Step six is about learning how to market yourself and learning how to network to land a role you want. When you market yourself, you need to frame your projects as real data experiences. If you are looking at entry-level positions, you probably already noticed that there are few compared to the amount of mid to senior-level roles open which makes them very competitive. In the job description and requirements for these entry-level roles, you have probably also seen the bullet point asking for 2+ years of experience. When marketing yourself you don’t want to lead by saying you don’t have any experience, this will likely eliminate you from the applicant pool. Instead, talk about your projects as experiences, although they are not actual workspace experiences, people want to know that you have the ability to perform the job they are hiring for. When entry-level job descriptions state they want a candidate with two years of experience a lot of times what they’re really looking for and care about is your ability to do the work. When it comes to networking you want to make sure you are connecting with people that are in the space you are interested in.
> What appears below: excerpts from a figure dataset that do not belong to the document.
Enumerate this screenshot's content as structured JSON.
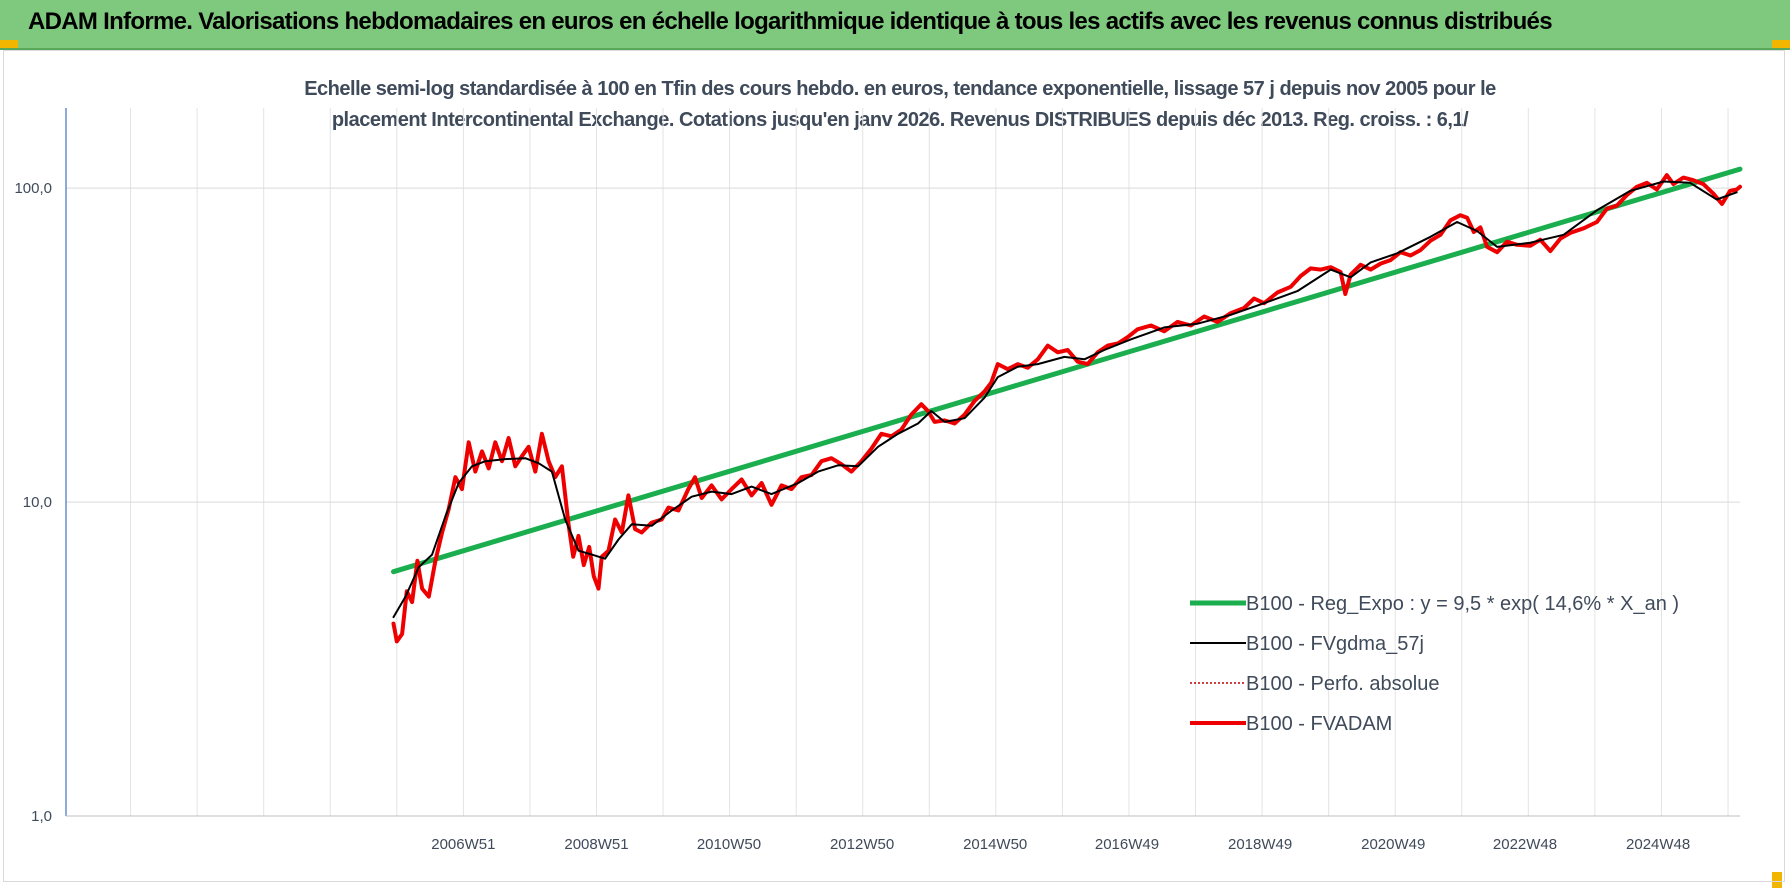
{
  "banner": {
    "title": "ADAM Informe. Valorisations hebdomadaires en euros en échelle logarithmique identique à tous les actifs avec les revenus connus distribués",
    "background": "#7fc97f"
  },
  "chart_data": {
    "type": "line",
    "title_line1": "Echelle semi-log standardisée à 100 en Tfin des cours hebdo. en euros, tendance exponentielle, lissage 57 j depuis nov 2005 pour le",
    "title_line2": "placement Intercontinental Exchange. Cotations jusqu'en janv 2026.  Revenus DISTRIBUES depuis déc 2013. Reg. croiss. : 6,1/",
    "y_scale": "log",
    "ylim": [
      1,
      180
    ],
    "y_ticks": [
      1,
      10,
      100
    ],
    "y_tick_labels": [
      "1,0",
      "10,0",
      "100,0"
    ],
    "xlim": [
      2001.0,
      2026.15
    ],
    "x_ticks": [
      {
        "x": 2006.97,
        "label": "2006W51"
      },
      {
        "x": 2008.97,
        "label": "2008W51"
      },
      {
        "x": 2010.96,
        "label": "2010W50"
      },
      {
        "x": 2012.96,
        "label": "2012W50"
      },
      {
        "x": 2014.96,
        "label": "2014W50"
      },
      {
        "x": 2016.94,
        "label": "2016W49"
      },
      {
        "x": 2018.94,
        "label": "2018W49"
      },
      {
        "x": 2020.94,
        "label": "2020W49"
      },
      {
        "x": 2022.92,
        "label": "2022W48"
      },
      {
        "x": 2024.92,
        "label": "2024W48"
      }
    ],
    "grid": true,
    "legend_position": "bottom-right",
    "series": [
      {
        "name": "B100 - Reg_Expo : y = 9,5 * exp( 14,6% *  X_an )",
        "color": "#1aae4e",
        "style": "solid-thick",
        "points": [
          [
            2005.92,
            6.0
          ],
          [
            2026.15,
            115
          ]
        ]
      },
      {
        "name": "B100 - FVgdma_57j",
        "color": "#000000",
        "style": "solid-thin",
        "points": [
          [
            2005.92,
            4.3
          ],
          [
            2006.1,
            5.0
          ],
          [
            2006.3,
            6.2
          ],
          [
            2006.5,
            6.8
          ],
          [
            2006.7,
            9.0
          ],
          [
            2006.9,
            11.5
          ],
          [
            2007.1,
            13.0
          ],
          [
            2007.3,
            13.5
          ],
          [
            2007.6,
            13.7
          ],
          [
            2007.9,
            13.8
          ],
          [
            2008.1,
            13.3
          ],
          [
            2008.3,
            12.5
          ],
          [
            2008.5,
            8.8
          ],
          [
            2008.7,
            7.0
          ],
          [
            2008.9,
            6.8
          ],
          [
            2009.1,
            6.6
          ],
          [
            2009.3,
            7.6
          ],
          [
            2009.5,
            8.5
          ],
          [
            2009.8,
            8.4
          ],
          [
            2010.1,
            9.4
          ],
          [
            2010.4,
            10.4
          ],
          [
            2010.7,
            10.8
          ],
          [
            2011.0,
            10.6
          ],
          [
            2011.3,
            11.2
          ],
          [
            2011.6,
            10.6
          ],
          [
            2012.0,
            11.5
          ],
          [
            2012.3,
            12.5
          ],
          [
            2012.6,
            13.1
          ],
          [
            2012.9,
            13.0
          ],
          [
            2013.2,
            15.0
          ],
          [
            2013.5,
            16.5
          ],
          [
            2013.8,
            17.8
          ],
          [
            2014.0,
            19.5
          ],
          [
            2014.2,
            18.0
          ],
          [
            2014.5,
            18.5
          ],
          [
            2014.8,
            21.5
          ],
          [
            2015.0,
            25.0
          ],
          [
            2015.3,
            27.0
          ],
          [
            2015.6,
            27.5
          ],
          [
            2016.0,
            29.0
          ],
          [
            2016.3,
            28.5
          ],
          [
            2016.6,
            30.5
          ],
          [
            2017.0,
            33.0
          ],
          [
            2017.5,
            36.0
          ],
          [
            2018.0,
            37.0
          ],
          [
            2018.5,
            39.5
          ],
          [
            2019.0,
            43.0
          ],
          [
            2019.5,
            47.0
          ],
          [
            2020.0,
            55.0
          ],
          [
            2020.3,
            52.0
          ],
          [
            2020.6,
            58.0
          ],
          [
            2021.0,
            62.0
          ],
          [
            2021.5,
            70.0
          ],
          [
            2021.9,
            78.0
          ],
          [
            2022.2,
            73.0
          ],
          [
            2022.5,
            65.0
          ],
          [
            2023.0,
            67.0
          ],
          [
            2023.5,
            71.0
          ],
          [
            2024.0,
            85.0
          ],
          [
            2024.5,
            98.0
          ],
          [
            2025.0,
            105.0
          ],
          [
            2025.4,
            104.0
          ],
          [
            2025.8,
            92.0
          ],
          [
            2026.1,
            97.0
          ]
        ]
      },
      {
        "name": "B100 - Perfo. absolue",
        "color": "#c00000",
        "style": "dotted",
        "points": []
      },
      {
        "name": "B100 - FVADAM",
        "color": "#ee0000",
        "style": "solid-thick",
        "points": [
          [
            2005.92,
            4.1
          ],
          [
            2005.97,
            3.6
          ],
          [
            2006.05,
            3.8
          ],
          [
            2006.12,
            5.2
          ],
          [
            2006.2,
            4.8
          ],
          [
            2006.28,
            6.5
          ],
          [
            2006.35,
            5.3
          ],
          [
            2006.45,
            5.0
          ],
          [
            2006.55,
            6.5
          ],
          [
            2006.65,
            8.0
          ],
          [
            2006.75,
            9.5
          ],
          [
            2006.85,
            12.0
          ],
          [
            2006.95,
            11.0
          ],
          [
            2007.05,
            15.5
          ],
          [
            2007.15,
            12.5
          ],
          [
            2007.25,
            14.5
          ],
          [
            2007.35,
            12.8
          ],
          [
            2007.45,
            15.5
          ],
          [
            2007.55,
            13.5
          ],
          [
            2007.65,
            16.0
          ],
          [
            2007.75,
            13.0
          ],
          [
            2007.85,
            14.0
          ],
          [
            2007.95,
            15.0
          ],
          [
            2008.05,
            12.5
          ],
          [
            2008.15,
            16.5
          ],
          [
            2008.25,
            13.5
          ],
          [
            2008.35,
            12.0
          ],
          [
            2008.45,
            13.0
          ],
          [
            2008.55,
            8.5
          ],
          [
            2008.62,
            6.7
          ],
          [
            2008.7,
            7.8
          ],
          [
            2008.78,
            6.3
          ],
          [
            2008.86,
            7.2
          ],
          [
            2008.93,
            5.8
          ],
          [
            2009.0,
            5.3
          ],
          [
            2009.05,
            6.7
          ],
          [
            2009.15,
            7.0
          ],
          [
            2009.25,
            8.8
          ],
          [
            2009.35,
            8.0
          ],
          [
            2009.45,
            10.5
          ],
          [
            2009.55,
            8.2
          ],
          [
            2009.65,
            8.0
          ],
          [
            2009.8,
            8.6
          ],
          [
            2009.95,
            8.8
          ],
          [
            2010.05,
            9.6
          ],
          [
            2010.2,
            9.4
          ],
          [
            2010.35,
            11.0
          ],
          [
            2010.45,
            12.0
          ],
          [
            2010.55,
            10.3
          ],
          [
            2010.7,
            11.3
          ],
          [
            2010.85,
            10.2
          ],
          [
            2011.0,
            11.0
          ],
          [
            2011.15,
            11.8
          ],
          [
            2011.3,
            10.5
          ],
          [
            2011.45,
            11.5
          ],
          [
            2011.6,
            9.8
          ],
          [
            2011.75,
            11.3
          ],
          [
            2011.9,
            11.0
          ],
          [
            2012.05,
            12.0
          ],
          [
            2012.2,
            12.2
          ],
          [
            2012.35,
            13.5
          ],
          [
            2012.5,
            13.8
          ],
          [
            2012.65,
            13.2
          ],
          [
            2012.8,
            12.5
          ],
          [
            2012.95,
            13.5
          ],
          [
            2013.1,
            14.8
          ],
          [
            2013.25,
            16.5
          ],
          [
            2013.4,
            16.2
          ],
          [
            2013.55,
            17.0
          ],
          [
            2013.7,
            19.0
          ],
          [
            2013.85,
            20.5
          ],
          [
            2013.95,
            19.5
          ],
          [
            2014.05,
            18.0
          ],
          [
            2014.2,
            18.2
          ],
          [
            2014.35,
            17.8
          ],
          [
            2014.5,
            19.0
          ],
          [
            2014.65,
            21.0
          ],
          [
            2014.8,
            22.5
          ],
          [
            2014.9,
            24.0
          ],
          [
            2015.0,
            27.5
          ],
          [
            2015.15,
            26.5
          ],
          [
            2015.3,
            27.5
          ],
          [
            2015.45,
            26.8
          ],
          [
            2015.6,
            28.5
          ],
          [
            2015.75,
            31.5
          ],
          [
            2015.9,
            30.0
          ],
          [
            2016.05,
            30.5
          ],
          [
            2016.2,
            28.0
          ],
          [
            2016.35,
            27.5
          ],
          [
            2016.5,
            30.0
          ],
          [
            2016.65,
            31.5
          ],
          [
            2016.8,
            32.0
          ],
          [
            2016.95,
            33.5
          ],
          [
            2017.1,
            35.5
          ],
          [
            2017.3,
            36.5
          ],
          [
            2017.5,
            35.0
          ],
          [
            2017.7,
            37.5
          ],
          [
            2017.9,
            36.5
          ],
          [
            2018.1,
            39.0
          ],
          [
            2018.3,
            37.5
          ],
          [
            2018.5,
            40.0
          ],
          [
            2018.7,
            41.5
          ],
          [
            2018.85,
            44.5
          ],
          [
            2019.0,
            43.0
          ],
          [
            2019.2,
            46.5
          ],
          [
            2019.4,
            48.5
          ],
          [
            2019.55,
            52.5
          ],
          [
            2019.7,
            55.5
          ],
          [
            2019.85,
            55.0
          ],
          [
            2020.0,
            56.0
          ],
          [
            2020.15,
            54.0
          ],
          [
            2020.22,
            46.0
          ],
          [
            2020.3,
            53.0
          ],
          [
            2020.45,
            57.0
          ],
          [
            2020.6,
            55.0
          ],
          [
            2020.75,
            57.5
          ],
          [
            2020.9,
            59.0
          ],
          [
            2021.05,
            62.5
          ],
          [
            2021.2,
            61.0
          ],
          [
            2021.35,
            63.5
          ],
          [
            2021.5,
            68.0
          ],
          [
            2021.65,
            71.0
          ],
          [
            2021.8,
            79.0
          ],
          [
            2021.95,
            82.0
          ],
          [
            2022.05,
            80.5
          ],
          [
            2022.15,
            72.5
          ],
          [
            2022.25,
            75.0
          ],
          [
            2022.35,
            65.0
          ],
          [
            2022.5,
            62.5
          ],
          [
            2022.65,
            67.5
          ],
          [
            2022.8,
            66.0
          ],
          [
            2023.0,
            65.5
          ],
          [
            2023.15,
            68.5
          ],
          [
            2023.3,
            63.0
          ],
          [
            2023.45,
            69.0
          ],
          [
            2023.6,
            72.0
          ],
          [
            2023.8,
            74.5
          ],
          [
            2024.0,
            78.0
          ],
          [
            2024.15,
            86.0
          ],
          [
            2024.3,
            88.0
          ],
          [
            2024.45,
            95.0
          ],
          [
            2024.6,
            101.0
          ],
          [
            2024.75,
            104.0
          ],
          [
            2024.9,
            99.0
          ],
          [
            2025.05,
            110.0
          ],
          [
            2025.15,
            103.0
          ],
          [
            2025.3,
            108.0
          ],
          [
            2025.45,
            106.0
          ],
          [
            2025.6,
            103.0
          ],
          [
            2025.75,
            96.0
          ],
          [
            2025.88,
            89.0
          ],
          [
            2026.0,
            98.0
          ],
          [
            2026.1,
            99.0
          ],
          [
            2026.15,
            101.0
          ]
        ]
      }
    ]
  }
}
Also, when connecting with these people think about it as a mutual relationship and give them a reason to be interested in a connection with you. One of the worst mistakes people make when networking is approaching people with a “how can you help me” and “what can I get from you” mentality. You need to show a genuine interest in connecting with and talking to these professionals, take the time to read about the work they do, and find some common ground so you can have a real conversation with substance.

 

Step seven, the final stage is getting really good at the analyst interview. When you interview you need to keep in mind that you are not getting the job just because you have the skill set, you’re getting the job because you can solve problems, the skillset comes secondary. A lot of people interviewing over-emphasize their technical skills and leave their softer skills in the background. This is often a huge mistake; John David likes to give the analogy of hiring someone to build a shed.  If you are hiring a shed builder you don’t want to see a certification on how well they can swing a hammer or use a screwdriver, you want to see some evidence of the sheds they have built. They want to see your style and your overall effectiveness. If you can show these things to the person hiring you will at the same time show that you are great at using the tools required. These people hiring are looking for results and impact! There are lots of candidates that can use the tools, can extract data, can create beautiful visualizations but the people that really stand out and are extremely valuable can do all those things on top of also understanding the business problems. These MVPs know how to find valuable levers that can improve the business, they’re great at communicating, they’re great at rallying people, and great at advocating to take action-based approaches that drive value. You need to communicate that you can become this type of employee for the role you are applying for.